No campo da oncoplastia, foi apresentado estudo sobre o impacto da radioterapia na reconstrução mamária com implantes ou tecidos autológos. Os resultados confirmaram aumento das complicações locais (Hematoma, infecção, etc),especialmente nos implantes, com falha da reconstrução de 11.4% comparado a 3.4% no tecido autólogo. Tal achado não chega a ser uma surpresa e não significa que devemos priorizar a reconstrução com tecido autológo nas mulheres que farão radioterapia, pois muitas mulheres não são candidatas ou desejam tal tipo de reconstrução e 90% das mulheres com implantes mantiveram suas reconstruções, com a maioria satisfeita com o seu resultado.
A marcação de lesões impalpáveis com semente radioativa também foi destaque.

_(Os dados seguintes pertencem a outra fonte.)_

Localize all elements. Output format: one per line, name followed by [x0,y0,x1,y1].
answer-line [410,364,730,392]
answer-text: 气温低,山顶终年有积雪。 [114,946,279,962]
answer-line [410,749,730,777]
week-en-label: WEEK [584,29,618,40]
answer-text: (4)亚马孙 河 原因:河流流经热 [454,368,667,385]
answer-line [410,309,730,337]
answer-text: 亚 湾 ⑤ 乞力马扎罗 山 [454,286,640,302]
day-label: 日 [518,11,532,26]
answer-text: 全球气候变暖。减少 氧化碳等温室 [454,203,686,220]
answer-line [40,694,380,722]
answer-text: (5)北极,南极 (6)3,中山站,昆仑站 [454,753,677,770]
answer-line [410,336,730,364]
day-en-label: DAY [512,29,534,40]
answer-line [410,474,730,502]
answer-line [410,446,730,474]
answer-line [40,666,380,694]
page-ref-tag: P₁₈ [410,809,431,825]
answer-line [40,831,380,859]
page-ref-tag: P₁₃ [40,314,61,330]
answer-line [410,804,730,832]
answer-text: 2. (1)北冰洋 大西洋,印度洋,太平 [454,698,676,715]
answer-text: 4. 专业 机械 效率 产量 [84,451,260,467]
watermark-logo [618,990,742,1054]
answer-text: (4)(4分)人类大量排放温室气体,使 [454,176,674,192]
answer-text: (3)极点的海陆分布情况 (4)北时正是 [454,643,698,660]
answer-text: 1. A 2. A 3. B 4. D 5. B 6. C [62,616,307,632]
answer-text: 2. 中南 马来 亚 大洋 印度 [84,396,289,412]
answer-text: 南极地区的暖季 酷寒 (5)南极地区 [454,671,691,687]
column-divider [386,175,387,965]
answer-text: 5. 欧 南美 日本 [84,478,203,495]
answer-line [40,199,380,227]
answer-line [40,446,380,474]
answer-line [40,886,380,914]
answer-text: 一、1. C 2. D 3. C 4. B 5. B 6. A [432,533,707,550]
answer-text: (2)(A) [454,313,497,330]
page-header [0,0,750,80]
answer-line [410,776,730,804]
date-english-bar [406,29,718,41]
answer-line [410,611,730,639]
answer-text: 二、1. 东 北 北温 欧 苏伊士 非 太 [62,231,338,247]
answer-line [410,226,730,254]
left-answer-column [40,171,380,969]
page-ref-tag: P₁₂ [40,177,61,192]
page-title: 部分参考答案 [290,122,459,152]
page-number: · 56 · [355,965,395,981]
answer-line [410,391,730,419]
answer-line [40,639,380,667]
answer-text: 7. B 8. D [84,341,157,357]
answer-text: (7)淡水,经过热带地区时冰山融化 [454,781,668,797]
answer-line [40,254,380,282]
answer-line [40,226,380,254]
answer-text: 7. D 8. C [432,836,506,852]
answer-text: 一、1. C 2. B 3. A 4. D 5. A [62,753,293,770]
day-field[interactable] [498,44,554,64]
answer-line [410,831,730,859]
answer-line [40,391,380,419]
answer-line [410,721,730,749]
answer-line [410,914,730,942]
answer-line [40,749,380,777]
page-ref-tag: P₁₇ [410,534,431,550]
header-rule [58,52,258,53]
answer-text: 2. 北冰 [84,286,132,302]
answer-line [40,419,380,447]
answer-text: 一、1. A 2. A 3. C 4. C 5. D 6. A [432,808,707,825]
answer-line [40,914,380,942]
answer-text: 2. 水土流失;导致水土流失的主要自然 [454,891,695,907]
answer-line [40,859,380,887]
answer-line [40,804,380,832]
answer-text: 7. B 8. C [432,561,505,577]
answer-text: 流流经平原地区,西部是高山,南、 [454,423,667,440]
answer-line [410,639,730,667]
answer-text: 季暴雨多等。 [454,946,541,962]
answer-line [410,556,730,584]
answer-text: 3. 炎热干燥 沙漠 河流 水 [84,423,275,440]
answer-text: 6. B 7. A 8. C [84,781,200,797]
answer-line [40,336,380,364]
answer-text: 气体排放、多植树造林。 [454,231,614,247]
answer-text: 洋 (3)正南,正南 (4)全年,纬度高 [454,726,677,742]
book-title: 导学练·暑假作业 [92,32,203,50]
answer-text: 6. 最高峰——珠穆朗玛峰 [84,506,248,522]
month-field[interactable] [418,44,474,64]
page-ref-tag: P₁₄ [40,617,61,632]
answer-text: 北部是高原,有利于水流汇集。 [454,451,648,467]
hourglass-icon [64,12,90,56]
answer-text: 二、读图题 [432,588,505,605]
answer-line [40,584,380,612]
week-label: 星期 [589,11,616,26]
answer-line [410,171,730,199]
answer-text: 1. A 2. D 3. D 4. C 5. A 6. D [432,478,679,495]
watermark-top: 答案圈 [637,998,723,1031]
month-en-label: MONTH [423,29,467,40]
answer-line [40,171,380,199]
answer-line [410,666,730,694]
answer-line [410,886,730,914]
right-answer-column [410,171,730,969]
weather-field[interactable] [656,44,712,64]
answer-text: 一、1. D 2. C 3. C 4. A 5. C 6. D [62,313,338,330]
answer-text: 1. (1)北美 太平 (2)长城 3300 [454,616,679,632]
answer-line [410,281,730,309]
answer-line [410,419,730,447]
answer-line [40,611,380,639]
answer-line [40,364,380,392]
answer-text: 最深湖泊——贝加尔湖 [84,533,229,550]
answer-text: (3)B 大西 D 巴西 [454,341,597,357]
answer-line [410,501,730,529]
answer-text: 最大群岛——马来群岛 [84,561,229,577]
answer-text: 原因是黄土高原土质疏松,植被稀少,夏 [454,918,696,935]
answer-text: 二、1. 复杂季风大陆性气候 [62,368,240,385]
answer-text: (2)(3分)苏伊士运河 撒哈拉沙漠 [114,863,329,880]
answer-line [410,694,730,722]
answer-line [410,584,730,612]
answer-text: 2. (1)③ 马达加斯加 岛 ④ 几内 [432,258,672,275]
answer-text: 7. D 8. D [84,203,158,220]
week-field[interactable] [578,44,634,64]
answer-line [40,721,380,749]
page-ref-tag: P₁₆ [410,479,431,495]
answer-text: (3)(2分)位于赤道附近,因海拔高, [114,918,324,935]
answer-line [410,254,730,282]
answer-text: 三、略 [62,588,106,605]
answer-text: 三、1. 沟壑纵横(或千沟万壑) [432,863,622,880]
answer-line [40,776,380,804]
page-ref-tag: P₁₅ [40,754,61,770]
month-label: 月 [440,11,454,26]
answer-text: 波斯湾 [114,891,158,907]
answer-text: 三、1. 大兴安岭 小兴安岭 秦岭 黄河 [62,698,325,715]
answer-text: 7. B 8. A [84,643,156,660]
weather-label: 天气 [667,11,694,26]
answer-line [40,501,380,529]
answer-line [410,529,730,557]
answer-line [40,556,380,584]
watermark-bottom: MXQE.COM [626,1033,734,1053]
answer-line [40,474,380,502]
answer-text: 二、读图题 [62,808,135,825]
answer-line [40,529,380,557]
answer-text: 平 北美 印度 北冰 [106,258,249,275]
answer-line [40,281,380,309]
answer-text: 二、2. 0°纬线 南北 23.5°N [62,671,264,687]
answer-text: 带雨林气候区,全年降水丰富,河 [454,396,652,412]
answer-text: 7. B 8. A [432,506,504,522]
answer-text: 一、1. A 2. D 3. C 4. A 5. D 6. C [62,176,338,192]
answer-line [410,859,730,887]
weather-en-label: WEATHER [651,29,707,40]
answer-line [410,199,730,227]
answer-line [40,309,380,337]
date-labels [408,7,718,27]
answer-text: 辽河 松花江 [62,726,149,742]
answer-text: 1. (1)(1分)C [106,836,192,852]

O grupo dinamarquês apresentou estudo com mais de 400 mulheres comparando marcação usando semente ou fio metálico e chegou a conclusão que não havia diferença na duração do procedimento, dor, complicações ou taxas de identificação do LS. Trata-se de boa notícia pois é mais uma opção ao fio metálico, podendo ser realizado na véspera da cirurgia e ser usado na “clipagem” de linfonodos.
Finalmente, o estudo com outro modelo de risco para carcinoma ductal in situ (CDIS) utilizando assinatura genética com as mesmas conclusões do estudo prévio utilizando oncotype (DCIS recurrence score), ou seja, pacientes com baixo risco teriam “aceitável” risco de recidiva quando a radioterapia (RT) é omitida: as taxas de recorrência local seriam de 10% em 10 anos neste grupo, comparado a 30% no grupo de alto risco sem RT. Apesar deste achado ser relevante, taxa de 10% em baixo risco são semelhantes as taxas de estudos prévios de mulheres com CDIS de baixo risco utilizando apenas parâmetros clinico-patológicos e que foram tratadas exclusivamente com cirurgia (ACRIN 5194 e RTOG 9804), deixando margem de dúvida do papel das assinaturas para esta função específica.